BEIJING (Reuters) - Chinese industrial firms continued to ramp up production in the fourth quarter, a private survey on Wednesday showed, but growth in wages and hiring slowed in a further sign of cooling momentum in the world’s second-biggest economy.
The quarterly survey of thousands of Chinese firms by China Beige Book International (CBB) showed “old economy” firms in the commodities sector sustained an increase in net capacity and production.
Overall, wages and hiring ebbed in the December quarter, with the retail sector suffering the biggest blow on weak revenue, a hiring slowdown and worsening cash flow.
The results reinforce views that China’s economy will slacken in 2018 after posting better-than-expected 6.9 percent growth through the first-three quarters of this year in the run-up to a key meeting of the ruling Communist Party.
For much of this year activity was supported by robust exports and a construction boom, thanks to a government-led infrastructure spending spree.

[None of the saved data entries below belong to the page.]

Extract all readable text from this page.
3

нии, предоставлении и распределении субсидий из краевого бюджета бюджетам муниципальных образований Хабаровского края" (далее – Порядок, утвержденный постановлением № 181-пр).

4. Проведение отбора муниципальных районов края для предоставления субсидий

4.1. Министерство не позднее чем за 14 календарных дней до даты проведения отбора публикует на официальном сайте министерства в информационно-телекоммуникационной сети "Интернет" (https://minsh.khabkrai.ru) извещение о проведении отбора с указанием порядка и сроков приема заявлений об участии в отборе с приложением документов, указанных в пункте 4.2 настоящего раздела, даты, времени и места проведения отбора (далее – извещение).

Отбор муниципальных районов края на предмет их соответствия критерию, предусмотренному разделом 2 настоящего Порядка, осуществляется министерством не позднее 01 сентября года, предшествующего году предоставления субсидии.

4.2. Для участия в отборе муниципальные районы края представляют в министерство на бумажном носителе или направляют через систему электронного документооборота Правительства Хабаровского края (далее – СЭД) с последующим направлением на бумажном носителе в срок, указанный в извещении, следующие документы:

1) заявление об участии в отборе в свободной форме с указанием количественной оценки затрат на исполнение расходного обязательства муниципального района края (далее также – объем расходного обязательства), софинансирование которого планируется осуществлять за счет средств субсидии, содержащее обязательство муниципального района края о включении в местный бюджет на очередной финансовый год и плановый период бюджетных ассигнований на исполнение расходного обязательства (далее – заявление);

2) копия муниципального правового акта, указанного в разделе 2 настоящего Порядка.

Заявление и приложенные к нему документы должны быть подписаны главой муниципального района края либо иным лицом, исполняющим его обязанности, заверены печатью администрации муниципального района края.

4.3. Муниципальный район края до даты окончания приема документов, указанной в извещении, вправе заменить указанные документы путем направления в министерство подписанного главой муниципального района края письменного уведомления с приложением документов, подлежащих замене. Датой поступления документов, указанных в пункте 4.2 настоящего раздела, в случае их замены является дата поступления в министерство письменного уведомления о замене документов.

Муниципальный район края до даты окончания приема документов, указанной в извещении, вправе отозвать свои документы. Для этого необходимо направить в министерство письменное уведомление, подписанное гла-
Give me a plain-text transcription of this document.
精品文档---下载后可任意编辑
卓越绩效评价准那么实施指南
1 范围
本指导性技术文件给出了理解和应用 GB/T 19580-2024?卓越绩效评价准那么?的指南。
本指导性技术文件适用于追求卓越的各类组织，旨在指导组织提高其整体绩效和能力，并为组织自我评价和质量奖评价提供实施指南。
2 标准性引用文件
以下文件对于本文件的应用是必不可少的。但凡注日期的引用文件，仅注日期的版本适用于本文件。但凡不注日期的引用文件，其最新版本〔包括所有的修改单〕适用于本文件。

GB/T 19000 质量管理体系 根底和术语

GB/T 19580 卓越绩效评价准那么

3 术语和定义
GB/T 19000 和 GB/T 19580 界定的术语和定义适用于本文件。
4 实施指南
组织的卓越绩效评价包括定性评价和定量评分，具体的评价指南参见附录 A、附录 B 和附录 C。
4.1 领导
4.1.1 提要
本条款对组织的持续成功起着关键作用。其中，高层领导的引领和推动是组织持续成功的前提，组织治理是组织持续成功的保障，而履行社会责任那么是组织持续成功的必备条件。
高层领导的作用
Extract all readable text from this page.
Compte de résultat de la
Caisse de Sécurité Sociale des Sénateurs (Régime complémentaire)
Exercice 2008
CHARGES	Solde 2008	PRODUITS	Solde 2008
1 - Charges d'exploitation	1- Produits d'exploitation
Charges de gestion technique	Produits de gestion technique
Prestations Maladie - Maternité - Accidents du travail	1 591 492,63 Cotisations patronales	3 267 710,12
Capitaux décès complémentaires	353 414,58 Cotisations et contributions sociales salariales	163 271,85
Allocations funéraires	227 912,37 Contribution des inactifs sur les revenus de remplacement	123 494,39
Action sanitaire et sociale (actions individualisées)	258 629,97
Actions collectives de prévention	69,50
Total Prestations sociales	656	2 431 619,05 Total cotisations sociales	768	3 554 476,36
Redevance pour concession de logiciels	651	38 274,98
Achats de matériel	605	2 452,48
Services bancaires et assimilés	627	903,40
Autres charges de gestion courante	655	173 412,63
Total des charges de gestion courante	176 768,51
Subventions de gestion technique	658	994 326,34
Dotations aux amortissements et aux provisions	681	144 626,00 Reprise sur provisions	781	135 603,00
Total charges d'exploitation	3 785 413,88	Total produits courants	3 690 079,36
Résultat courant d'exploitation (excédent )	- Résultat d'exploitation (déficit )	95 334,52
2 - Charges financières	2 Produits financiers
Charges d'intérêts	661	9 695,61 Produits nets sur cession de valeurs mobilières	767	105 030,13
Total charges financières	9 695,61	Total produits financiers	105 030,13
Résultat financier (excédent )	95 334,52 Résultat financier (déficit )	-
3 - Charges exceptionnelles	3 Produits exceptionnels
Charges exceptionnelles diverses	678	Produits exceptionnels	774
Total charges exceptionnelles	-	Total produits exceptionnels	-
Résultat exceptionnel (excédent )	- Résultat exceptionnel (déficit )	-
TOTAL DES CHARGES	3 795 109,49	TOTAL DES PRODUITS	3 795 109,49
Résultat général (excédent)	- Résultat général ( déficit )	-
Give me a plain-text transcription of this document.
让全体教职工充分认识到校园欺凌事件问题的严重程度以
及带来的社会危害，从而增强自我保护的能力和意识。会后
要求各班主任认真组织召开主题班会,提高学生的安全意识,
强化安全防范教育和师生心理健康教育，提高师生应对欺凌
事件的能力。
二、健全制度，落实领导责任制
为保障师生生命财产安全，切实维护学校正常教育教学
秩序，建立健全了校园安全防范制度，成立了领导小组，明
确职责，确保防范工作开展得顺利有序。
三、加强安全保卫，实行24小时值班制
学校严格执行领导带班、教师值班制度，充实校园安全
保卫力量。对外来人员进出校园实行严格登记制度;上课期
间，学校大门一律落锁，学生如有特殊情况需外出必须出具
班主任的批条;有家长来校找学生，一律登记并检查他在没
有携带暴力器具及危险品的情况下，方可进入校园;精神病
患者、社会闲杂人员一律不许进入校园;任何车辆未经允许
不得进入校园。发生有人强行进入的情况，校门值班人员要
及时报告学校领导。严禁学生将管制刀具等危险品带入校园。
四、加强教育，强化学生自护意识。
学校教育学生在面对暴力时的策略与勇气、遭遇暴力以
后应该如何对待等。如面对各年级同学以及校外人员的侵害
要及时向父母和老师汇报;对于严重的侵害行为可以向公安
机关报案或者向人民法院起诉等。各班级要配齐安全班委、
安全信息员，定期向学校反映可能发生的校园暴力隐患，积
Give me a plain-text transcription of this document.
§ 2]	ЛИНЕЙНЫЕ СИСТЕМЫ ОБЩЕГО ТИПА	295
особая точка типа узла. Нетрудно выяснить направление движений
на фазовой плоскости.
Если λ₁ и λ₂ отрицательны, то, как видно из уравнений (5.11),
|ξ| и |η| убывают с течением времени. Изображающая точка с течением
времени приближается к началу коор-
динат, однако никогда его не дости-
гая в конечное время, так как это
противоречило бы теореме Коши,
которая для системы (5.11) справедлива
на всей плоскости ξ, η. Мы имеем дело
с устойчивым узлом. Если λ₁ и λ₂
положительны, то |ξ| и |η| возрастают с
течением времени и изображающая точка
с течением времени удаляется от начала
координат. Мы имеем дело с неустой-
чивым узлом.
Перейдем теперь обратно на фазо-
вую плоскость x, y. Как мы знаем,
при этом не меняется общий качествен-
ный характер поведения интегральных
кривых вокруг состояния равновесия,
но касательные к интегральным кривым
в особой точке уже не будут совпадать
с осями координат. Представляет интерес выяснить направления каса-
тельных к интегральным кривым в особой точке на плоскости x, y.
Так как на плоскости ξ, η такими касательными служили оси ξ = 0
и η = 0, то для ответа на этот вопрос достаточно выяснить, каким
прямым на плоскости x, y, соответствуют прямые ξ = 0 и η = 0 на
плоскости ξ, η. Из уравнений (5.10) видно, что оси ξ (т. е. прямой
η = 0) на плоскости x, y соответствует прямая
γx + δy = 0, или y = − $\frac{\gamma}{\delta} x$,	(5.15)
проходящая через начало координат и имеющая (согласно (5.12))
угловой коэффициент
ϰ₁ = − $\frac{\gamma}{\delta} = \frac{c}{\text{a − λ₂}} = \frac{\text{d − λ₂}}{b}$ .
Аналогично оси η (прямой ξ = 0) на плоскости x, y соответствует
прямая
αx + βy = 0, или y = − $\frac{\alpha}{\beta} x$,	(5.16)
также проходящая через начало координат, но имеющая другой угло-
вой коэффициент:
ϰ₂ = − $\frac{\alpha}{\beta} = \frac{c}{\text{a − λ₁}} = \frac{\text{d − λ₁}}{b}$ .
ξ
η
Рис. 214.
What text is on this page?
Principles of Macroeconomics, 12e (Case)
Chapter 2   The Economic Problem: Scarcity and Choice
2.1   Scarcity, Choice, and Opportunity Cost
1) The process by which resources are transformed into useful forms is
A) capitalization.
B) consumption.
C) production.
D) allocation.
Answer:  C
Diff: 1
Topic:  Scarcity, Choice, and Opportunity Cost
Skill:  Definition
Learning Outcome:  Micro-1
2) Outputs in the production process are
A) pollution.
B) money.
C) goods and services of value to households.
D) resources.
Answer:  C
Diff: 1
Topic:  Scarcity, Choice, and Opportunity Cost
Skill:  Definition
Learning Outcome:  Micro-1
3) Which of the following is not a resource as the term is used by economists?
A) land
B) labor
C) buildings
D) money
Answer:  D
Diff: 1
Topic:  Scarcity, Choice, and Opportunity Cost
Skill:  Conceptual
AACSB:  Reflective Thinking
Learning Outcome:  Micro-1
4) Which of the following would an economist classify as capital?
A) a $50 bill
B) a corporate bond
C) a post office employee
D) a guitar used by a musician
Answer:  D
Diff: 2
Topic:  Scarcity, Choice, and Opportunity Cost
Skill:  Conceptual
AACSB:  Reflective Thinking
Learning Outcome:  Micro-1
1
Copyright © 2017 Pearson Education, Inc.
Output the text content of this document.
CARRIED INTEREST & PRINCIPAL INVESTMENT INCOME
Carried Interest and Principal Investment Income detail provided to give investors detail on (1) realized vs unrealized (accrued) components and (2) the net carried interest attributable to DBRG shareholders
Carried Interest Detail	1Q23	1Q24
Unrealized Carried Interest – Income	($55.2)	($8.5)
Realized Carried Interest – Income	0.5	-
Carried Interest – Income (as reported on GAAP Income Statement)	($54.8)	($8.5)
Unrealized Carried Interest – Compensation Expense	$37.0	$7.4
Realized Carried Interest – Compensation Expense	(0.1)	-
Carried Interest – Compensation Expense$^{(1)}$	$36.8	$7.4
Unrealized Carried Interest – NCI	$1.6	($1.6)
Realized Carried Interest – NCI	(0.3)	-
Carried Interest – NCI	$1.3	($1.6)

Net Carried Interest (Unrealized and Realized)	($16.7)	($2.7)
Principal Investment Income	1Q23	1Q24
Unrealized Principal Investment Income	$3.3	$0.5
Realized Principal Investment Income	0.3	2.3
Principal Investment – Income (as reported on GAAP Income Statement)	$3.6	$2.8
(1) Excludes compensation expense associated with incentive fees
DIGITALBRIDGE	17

But a relentless crackdown on debt risks has started to weigh on the economy.
“If you expect a noticeable slowdown in 2018, the first post-Congress returns support those expectations,” CBB said of its fourth quarter findings.
Performance in the retail sector lagged that of other industries, the survey showed, despite Beijing’s efforts to restructure growth towards domestic consumption from years of overreliance on exports and credit-intensive investment.
Authorities are in the second year of an extended campaign to foster sustainable growth by reducing high levels of debt across the economy, particularly targeting speculative lending in the financial sector and the housing market.
While fourth quarter corporate borrowing fell from the third, and banks sold fewer ‘shadow banking’ investment products, average lending rates fell for a second quarter in a row, CBB said, underscoring the mixed results from the deleveraging process.
CBB highlighted weakness in the auto retail segment, where growth is slowing from a high base, while apparel and luxury goods saw rapid inventory growth, which could point to future weakness.
The fourth quarter survey again showed little evidence of supply-side reform, with industrial commodity firms adding net capacity and ramping up production, as well as boosting their payrolls.
Beijing said last week that it will push forward structural supply-side reform that saw outdated capacity taken offline, including surpassing a target for cutting 50 million tonnes of steel capacity this year.
Commodity firms added net capacity for the last seven quarters, according to the CBB survey, in line with official data showing rising output in many sectors.
CBB also said that China will not export inflation into the global economy as sales prices are slowing and commodities prices are unlikely to extend their current upward trajectory.